Het AfricaMuseum lijkt een soort compromis tussen het noodzakelijk behoud van de materiële, artistieke en intellectuele architectuur en de vereisten van een duidelijk dekoloniaal uitgangspunt, dat zijn voortbestaan zelf bedreigt.
Het AfricaMuseum in Tervuren — de nieuwe benaming voor het Koninklijk Museum voor Midden-Afrika — is een architecturaal museumcomplex dat ongetwijfeld uniek is in de wereld.1 Het majestueuze paleis ligt midden in een park, dat omgeven is door een uitgestrekt woud. Het is zowel een etnografisch museum als een monument ter verheerlijking van de Belgische kolonisatie van Congo, Rwanda en Burundi en de opdrachtgever, koning Leopold II, dat werd gebouwd in het begin van de 20e eeuw. Geen wonder dus dat de conservators zich in het begin van de 21e eeuw gedwongen voelden om mee te gaan met de “postkoloniale verplichting” die aan alle “maatschappijmusea” — de nieuwe naam voor etnografische musea — opgelegd wordt.

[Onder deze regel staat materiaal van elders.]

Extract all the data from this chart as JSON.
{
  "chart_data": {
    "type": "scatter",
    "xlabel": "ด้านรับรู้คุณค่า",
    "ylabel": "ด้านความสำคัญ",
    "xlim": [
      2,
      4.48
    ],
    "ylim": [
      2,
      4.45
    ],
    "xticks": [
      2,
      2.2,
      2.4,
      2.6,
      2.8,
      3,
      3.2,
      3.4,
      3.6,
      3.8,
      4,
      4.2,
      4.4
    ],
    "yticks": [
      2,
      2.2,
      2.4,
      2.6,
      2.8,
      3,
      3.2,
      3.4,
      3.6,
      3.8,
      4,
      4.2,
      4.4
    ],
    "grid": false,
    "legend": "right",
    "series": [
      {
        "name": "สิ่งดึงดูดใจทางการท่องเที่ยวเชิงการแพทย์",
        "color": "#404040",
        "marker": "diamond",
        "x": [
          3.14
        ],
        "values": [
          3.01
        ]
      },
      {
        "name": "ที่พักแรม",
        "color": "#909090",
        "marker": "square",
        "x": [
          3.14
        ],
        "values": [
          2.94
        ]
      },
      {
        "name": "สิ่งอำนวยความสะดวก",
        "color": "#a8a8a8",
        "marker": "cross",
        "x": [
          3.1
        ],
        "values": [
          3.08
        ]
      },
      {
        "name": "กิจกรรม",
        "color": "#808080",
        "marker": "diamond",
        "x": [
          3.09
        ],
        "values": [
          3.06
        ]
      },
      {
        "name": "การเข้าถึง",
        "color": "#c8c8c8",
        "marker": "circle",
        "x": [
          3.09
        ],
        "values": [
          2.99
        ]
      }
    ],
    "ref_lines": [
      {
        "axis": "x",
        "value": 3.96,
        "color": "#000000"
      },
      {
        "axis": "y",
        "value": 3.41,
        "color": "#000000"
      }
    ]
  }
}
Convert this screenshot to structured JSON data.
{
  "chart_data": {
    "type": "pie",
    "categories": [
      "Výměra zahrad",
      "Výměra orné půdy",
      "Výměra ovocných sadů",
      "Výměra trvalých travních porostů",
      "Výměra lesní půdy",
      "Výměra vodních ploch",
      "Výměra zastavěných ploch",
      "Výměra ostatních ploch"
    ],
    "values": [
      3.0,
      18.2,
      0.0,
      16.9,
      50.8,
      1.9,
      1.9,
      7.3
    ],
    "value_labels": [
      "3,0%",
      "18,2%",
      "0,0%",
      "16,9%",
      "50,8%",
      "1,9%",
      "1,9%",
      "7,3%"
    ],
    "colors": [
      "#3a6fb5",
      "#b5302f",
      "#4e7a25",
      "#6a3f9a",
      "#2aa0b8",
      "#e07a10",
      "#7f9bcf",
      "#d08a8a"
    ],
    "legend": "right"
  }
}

Men verwacht van deze musea dat ze zichzelf in vraag stellen door zelf de klemtoon te leggen op hun koloniale wortels en, in het bijzonder, op de manier waarop voorwerpen van “klassieke kunst” — men spreekt niet langer van “primitieve kunst” — daar terecht zijn gekomen.2 Dit is een minimumverplichting om de “teruggave” van deze stukken aan de Afrikaanse landen te voorkomen, een thema dat voor het eerst werd aangekaart door maarschalk Mobutu in 1967. Meer recent heropende onder meer de Congolese verzamelaar Sindika Dokolo (1973-2020) het restitutiedebat, en ook Emmanuel Macron in Ouagadougou in 2017. Op zijn vraag stelden Felwine Sarr en Bénédicte Savoy een rapport op dat de problematiek moest formaliseren.3 Van Belgische zijde verklaarde staatssecretaris Thomas Dermine (PS) dat zijn land zich resoluut zou inzetten voor restitutie,4 een proces dat door een heel aantal landen al ingezet is (Duitsland, Nederland, Groot-Brittannië).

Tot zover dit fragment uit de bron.